• Pediatric cardiology · Mar 2002

    Right ventricular performance in hypotensive preterm neonates treated with dopamine.

    • S J Clark, C W Yoxall, and N V Subhedar.
    • Neonatal Unit, Liverpool Women's Hospital, Crown Street, Liverpool L8 7SS, United Kingdom. rvecho@yahoo.com
    • Pediatr Cardiol. 2002 Mar 1; 23 (2): 167-70.

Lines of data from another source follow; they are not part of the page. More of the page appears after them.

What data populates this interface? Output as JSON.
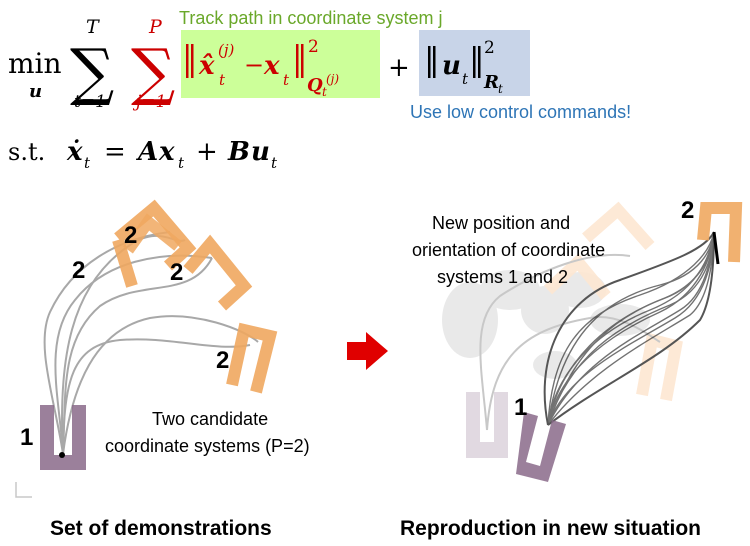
{
  "equation": {
    "min_label": "min",
    "min_var": "u",
    "sum1_top": "T",
    "sum1_bottom": "t=1",
    "sum2_top": "P",
    "sum2_bottom": "j=1",
    "term1_xhat": "x̂",
    "term1_sup": "(j)",
    "term1_sub": "t",
    "term1_minus": "−",
    "term1_x": "x",
    "term1_x_sub": "t",
    "term1_power": "2",
    "term1_Q": "Q",
    "term1_Q_sub": "t",
    "term1_Q_sup": "(j)",
    "plus": "+",
    "term2_u": "u",
    "term2_u_sub": "t",
    "term2_power": "2",
    "term2_R": "R",
    "term2_R_sub": "t",
    "st_label": "s.t.",
    "st_xdot": "ẋ",
    "st_xdot_sub": "t",
    "st_eq": "=",
    "st_A": "A",
    "st_x": "x",
    "st_x_sub": "t",
    "st_plus": "+",
    "st_B": "B",
    "st_u": "u",
    "st_u_sub": "t"
  },
  "annotations": {
    "track_path": "Track path in coordinate system j",
    "low_control": "Use low control commands!",
    "new_position_line1": "New position and",
    "new_position_line2": "orientation of coordinate",
    "new_position_line3": "systems 1 and 2",
    "two_candidate_line1": "Two candidate",
    "two_candidate_line2": "coordinate systems (P=2)"
  },
  "labels": {
    "frame1_left": "1",
    "frame2_a": "2",
    "frame2_b": "2",
    "frame2_c": "2",
    "frame2_d": "2",
    "frame1_right": "1",
    "frame2_right": "2"
  },
  "captions": {
    "left": "Set of demonstrations",
    "right": "Reproduction in new situation"
  },
  "colors": {
    "frame1": "#8a6a8a",
    "frame2": "#f0a860",
    "track_text": "#6aa82a",
    "low_text": "#2e75b6",
    "box_green": "#ccff99",
    "box_blue": "#c8d4e8",
    "equation_red": "#cc0000",
    "arrow": "#e00000"
  }
}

    AbstractSystemic hypotension with left ventricular dysfunction is a common complication of neonatal respiratory distress syndrome and is often treated with inotropic agents. Although pulmonary hypertension with elevated pulmonary vascular resistance is also an important pathophysiological finding in respiratory distress syndrome, the effect of inotropes on the right ventricle has not been studied. The aim of this study was to assess changes in right ventricular dimensions and function with inotropic therapy in hypotensive preterm infants. Hypotensive neonates with respiratory distress syndrome were studied before and 1 hour after the initiation of a dopamine infusion. Right ventricular performance was assessed by two-dimensional echocardiography using the ellipsoid approximation method. Eight hypotensive neonates were recruited with a median (interquartile range) gestation of 27 weeks (26 to 27 weeks). Right ventricular end systolic volume decreased significantly from a median (interquartile range) of 1.06 ml/kg (0.81-1.50 ml/kg) to 0.73 ml/kg (0.51-0.99 ml/kg) (p < 0.01) 1 hour following dopamine therapy. Right ventricular end diastolic volume did not change significantly. Right ventricular ejection fraction increased significantly from 0.36 (0.29-0.46) to 0.51 (0.43-0.53) ( p < 0.01). There was a trend toward an increase in right ventricular output from 90 ml/kg/min (67-115 ml/kg/min) to 112 ml/kg/min-143 ml/kg/min) (p=0.07). Dopamine increases right ventricular ejection fraction through a reduction in right ventricular end systolic volume.